Das ist eine heikle und schwierige Aufgabe, weil nicht nur Veränderungen festgestellt werden, sondern auch das sehr allgemeine Ziel ‚Gemeinwohl‘ in operationale Parameter zerlegt werden müsste. Diese Zielaufgliederung in sinnvoll erachtete Einzelparameter ist aber selbst wieder in Abhängigkeit von den Ergebnissen eine hoch politische Bewertung. Deshalb wird neben der Untersuchung der Zusammenhänge immer wieder auch die Frage auftauchen müssen, ob der Parameter noch als sachgerecht anzusehen ist.

Diese Watchdog-Funktion des Beirats hätte den Charme, dass regelmäßige sachliche Berichte (alle zwei oder drei Jahre) erstellt würden, die nicht nur den leitenden Gremien zugestellt werden, sondern deren Konsequenzen sowohl in der wissenschaftlichen Community als auch in der interessierten Öffentlichkeit intensiv diskutiert werden.
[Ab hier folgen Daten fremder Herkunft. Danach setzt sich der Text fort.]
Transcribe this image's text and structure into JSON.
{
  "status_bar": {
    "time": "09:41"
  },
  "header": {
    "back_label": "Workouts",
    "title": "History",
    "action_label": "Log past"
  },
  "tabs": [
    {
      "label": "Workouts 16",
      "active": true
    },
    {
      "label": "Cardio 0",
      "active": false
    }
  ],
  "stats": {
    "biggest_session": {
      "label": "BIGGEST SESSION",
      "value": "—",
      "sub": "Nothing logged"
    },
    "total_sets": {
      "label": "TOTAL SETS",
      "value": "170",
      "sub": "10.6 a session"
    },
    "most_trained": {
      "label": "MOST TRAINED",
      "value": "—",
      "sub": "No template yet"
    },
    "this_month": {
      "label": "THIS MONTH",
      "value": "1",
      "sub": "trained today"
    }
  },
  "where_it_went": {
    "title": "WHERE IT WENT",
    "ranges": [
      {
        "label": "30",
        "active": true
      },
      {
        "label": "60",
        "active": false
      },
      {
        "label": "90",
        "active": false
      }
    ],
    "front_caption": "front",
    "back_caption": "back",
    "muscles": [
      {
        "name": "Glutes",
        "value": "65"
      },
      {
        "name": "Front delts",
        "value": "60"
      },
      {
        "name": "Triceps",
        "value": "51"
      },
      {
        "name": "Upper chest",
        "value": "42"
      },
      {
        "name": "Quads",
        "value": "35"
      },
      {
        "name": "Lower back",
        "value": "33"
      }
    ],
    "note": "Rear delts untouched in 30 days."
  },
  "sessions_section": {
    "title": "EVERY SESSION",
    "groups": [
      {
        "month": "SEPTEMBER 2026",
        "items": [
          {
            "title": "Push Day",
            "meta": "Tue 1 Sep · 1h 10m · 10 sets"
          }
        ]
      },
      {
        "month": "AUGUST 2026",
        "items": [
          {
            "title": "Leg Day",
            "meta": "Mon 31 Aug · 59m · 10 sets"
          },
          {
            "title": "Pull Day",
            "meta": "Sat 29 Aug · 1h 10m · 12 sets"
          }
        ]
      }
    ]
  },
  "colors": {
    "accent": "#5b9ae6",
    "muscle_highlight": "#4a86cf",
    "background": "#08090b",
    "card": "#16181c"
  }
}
Das hätte zur Folge, dass die Berichte so formuliert und ausreichend erläutert werden müssen, dass sie nicht nur von Akademikern gelesen und verstanden werden können.
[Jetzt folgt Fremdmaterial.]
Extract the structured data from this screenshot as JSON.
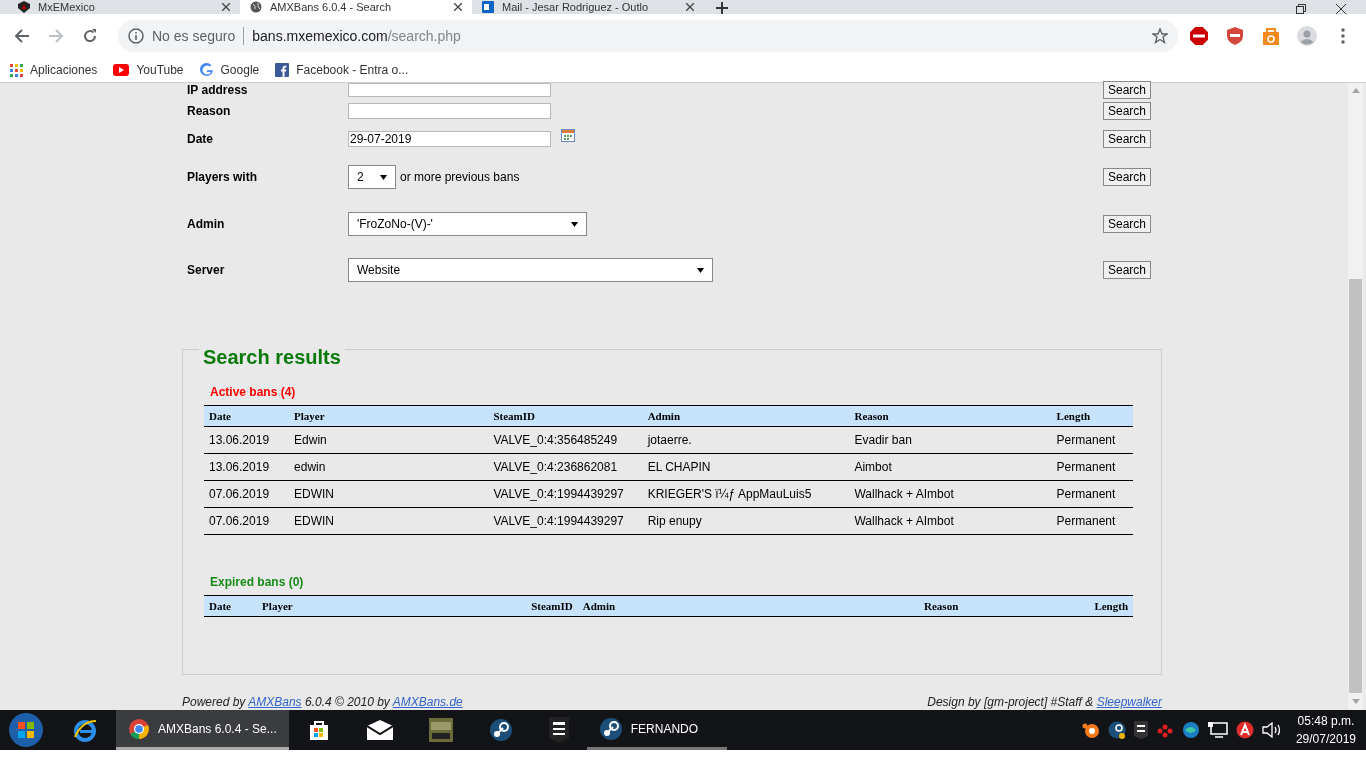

Durch die öffentliche Diskussion dieser Berichte hat die Politik die Chance, sich die richtigen Fragestellungen zu erarbeiten. Die Politik gewinnt dabei die Chance, aus ihrer Blase herauszutreten und zu erfahren, was unter Beachtung stichhaltiger sachlicher Argumente zukunftstauglich sein könnte. Dabei bleibt noch genug Raum für konkrete Politik. Aufgrund des Evidenzgebotes der Wissenschaft könnte die Politik aber inhaltlich einen gewaltigen Sprung nach vorne machen. Es wäre zu hoffen, dass die ganz alten Zöpfe und fatal schlichten Glaubenssätze als Folge mangelnder Urteilskraft aufgrund besserer Information und neuerer Erkenntnisse endlich abgeschnitten werden. Die Hoffnung stirbt zuletzt. Der Irrtum wird deshalb nicht ausbleiben können, aber allein die Offenheit gegenüber dem Irrtum wäre ein großartiger Gewinn im gesellschaftlichen Diskurs über unsere Zukunft.